I started hating the questionnaire we used to interview oral history candidates, with its quiet assumptions about class and nationalism. Do you remember seeing the Pakistan flag unfurled for the first time? Were you proud to fly PIA the first time? I’m so sorry to steer you back to our topic, but can you describe Karachi’s nightlife in the 1950s? It made me sick. Meanwhile, Pakistan moved on, never allowing us a moment to catch our collective breath, not caring that I was scanning decaying newspaper articles about Mujib-ur-Rehman’s Six Points and vintage advertisements for Kashmiri Beauty long-lasting matchsticks.
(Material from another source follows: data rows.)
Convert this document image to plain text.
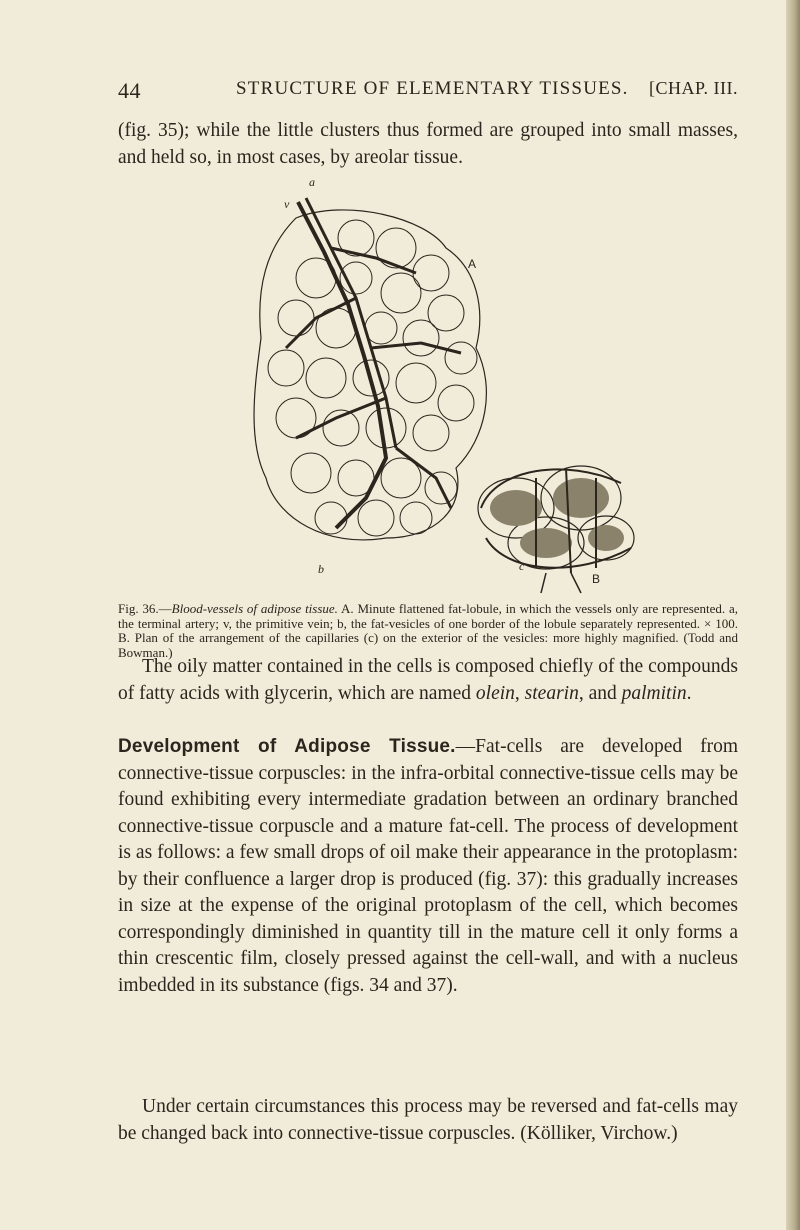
44	STRUCTURE OF ELEMENTARY TISSUES. [CHAP. III.

(fig. 35); while the little clusters thus formed are grouped into small masses, and held so, in most cases, by areolar tissue.

a
v
A
b	c
B

Fig. 36.—Blood-vessels of adipose tissue. A. Minute flattened fat-lobule, in which the vessels only are represented. a, the terminal artery; v, the primitive vein; b, the fat-vesicles of one border of the lobule separately represented. × 100. B. Plan of the arrangement of the capillaries (c) on the exterior of the vesicles: more highly magnified. (Todd and Bowman.)

The oily matter contained in the cells is composed chiefly of the compounds of fatty acids with glycerin, which are named olein, stearin, and palmitin.

Development of Adipose Tissue.—Fat-cells are developed from connective-tissue corpuscles: in the infra-orbital connective-tissue cells may be found exhibiting every intermediate gradation between an ordinary branched connective-tissue corpuscle and a mature fat-cell. The process of development is as follows: a few small drops of oil make their appearance in the protoplasm: by their confluence a larger drop is produced (fig. 37): this gradually increases in size at the expense of the original protoplasm of the cell, which becomes correspondingly diminished in quantity till in the mature cell it only forms a thin crescentic film, closely pressed against the cell-wall, and with a nucleus imbedded in its substance (figs. 34 and 37).

Under certain circumstances this process may be reversed and fat-cells may be changed back into connective-tissue corpuscles. (Kölliker, Virchow.)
I would transcribe interviews, my heart breaking over and over for the man whose wife called him a coward and burned him with her disappointment when he ran for his life during a Dhaka riot in 1971; applauding the lady whose excellent matchmaking services and record of finding Very Suitable Boys saw her through bombing raids in 1965 after she was widowed. In between, I would check Facebook and Twitter for updates on the situation outside our window. Zulfikar Mirza drunkenly poked fun of Muhajirs. Rehman Malik came into power and a joke about calling apples bananas made the rounds. We lost students’ family members at summer camp to communal violence and missed a few days of school. Osama was killed. Drone strikes escalated. Polio vaccine campaigns came under threat. Damned if we do and damned if we don’t, we said. Pakistan was reappropriated as “Af-Pak.” All that history we were digging up that made us part of India, we joked, was becoming obsolete, as if such a thing were possible. We saw ourselves morph into a Taliban state, a Global Threat, citizens of the world’s Most Dangerous City. People told us we were brave and we felt uncomfortable. On most days, Partition and its stories made no sense.

The following year, as a teacher, I quietly struck “South Asia; the partition of the subcontinent and the subsequent history of the Indian and Pakistani states” off the world history syllabus for my O level students. It’s because I didn’t want to confuse them by offering them “real” history the same year they learned the mutilated Partition history of Pakistan Studies, I said to school administration. It’s because I would much rather teach China, a topic that is so relevant today, I told students. It’s because our syllabus is so lengthy, I told colleagues. I couldn’t decide which answer was best. It could be because Mrs. J left her home in Amritsar unlatched because she was going to return soon, but she, like her neighbor Sadat Hasan Manto, never did. It could be because Mr. I was an Urdu-speaking man from Calcutta who migrated to Punjab, didn’t fit in, migrated to Dhaka, didn’t fit in, migrated to Karachi and still doesn’t fit in. It could be because a million silent rapes have been replaced by louder ones. It could be that I am exhausted, and twenty five, and no smarter than three years ago, and there is noise in my head, a rustlerustlerustle of pages of books and interviews which leap out and eat me alive. It could be that the thought of going to graduate school for history lost its charm when the idea of writing papers about Objective History appeared to be a monstrous irrelevancy before the fifteen year olds I have not yet taught. It could be, that in another forty years, a granddaughter may beat her head against the boulders left to her by my generation…and by then, I will have grown to understand, by then I will have something to teach.